Yerin mengangguk. “Iya, Bu.”

“Bagus sekali. Pastikan kau bersikap sopan dan anggun, ya. Ini adalah kesempatan untuk menunjukkan dirimu pada keluarga besar.”

Yerin menghela napas dalam hati. Tuntutan untuk selalu tampil sempurna dan sesuai ekspektasi keluarga membuatnya sedikit tertekan. Namun, ia tak ingin mengecewakan orang tuanya yang tampak begitu peduli dan bangga padanya.

“Iya, aku akan melakukannya,” katanya pelan.

Setelah berbincang sebentar, mereka akhirnya membiarkan Yerin kembali ke kamarnya untuk bersiap-siap. Sambil duduk di tepi tempat tidur, Yerin merasakan perasaan campur aduk di dalam hatinya.
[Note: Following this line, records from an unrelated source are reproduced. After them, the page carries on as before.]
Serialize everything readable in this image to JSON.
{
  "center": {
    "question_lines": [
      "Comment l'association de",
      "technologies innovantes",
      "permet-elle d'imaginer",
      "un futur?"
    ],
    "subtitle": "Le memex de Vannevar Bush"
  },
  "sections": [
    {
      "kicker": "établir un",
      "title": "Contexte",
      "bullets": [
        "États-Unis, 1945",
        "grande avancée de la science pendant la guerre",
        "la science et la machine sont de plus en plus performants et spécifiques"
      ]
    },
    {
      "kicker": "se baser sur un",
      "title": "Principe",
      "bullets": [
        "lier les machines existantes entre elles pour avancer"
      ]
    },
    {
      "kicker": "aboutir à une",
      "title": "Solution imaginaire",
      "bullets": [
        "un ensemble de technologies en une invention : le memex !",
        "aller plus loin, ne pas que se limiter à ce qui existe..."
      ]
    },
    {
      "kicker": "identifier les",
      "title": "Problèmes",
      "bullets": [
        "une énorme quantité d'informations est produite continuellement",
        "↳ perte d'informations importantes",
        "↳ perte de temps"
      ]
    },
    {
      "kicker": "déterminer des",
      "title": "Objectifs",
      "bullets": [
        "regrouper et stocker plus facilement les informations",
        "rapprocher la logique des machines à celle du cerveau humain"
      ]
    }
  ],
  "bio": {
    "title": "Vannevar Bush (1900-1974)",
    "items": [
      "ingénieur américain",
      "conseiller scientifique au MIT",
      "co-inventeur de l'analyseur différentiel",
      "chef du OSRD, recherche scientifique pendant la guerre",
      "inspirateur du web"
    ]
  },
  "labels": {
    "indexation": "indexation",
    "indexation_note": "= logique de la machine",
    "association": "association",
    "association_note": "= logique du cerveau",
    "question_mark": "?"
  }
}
Di satu sisi, ia merasa memiliki keluarga yang hangat dan perhatian, tetapi di sisi lain, ia merasa terjebak dalam kehidupan yang penuh tuntutan dan ekspektasi.

Yerin merapikan gaun yang Taehyung beli untuknya, memandangnya dengan sedikit ragu. “Jadi, inikah kehidupanku sekarang?” gumamnya pada diri sendiri. Namun, ia bertekad untuk menjalani semuanya dengan penuh tekad dan, semampunya, mengubah arah hidup Yerin ini menjadi lebih baik.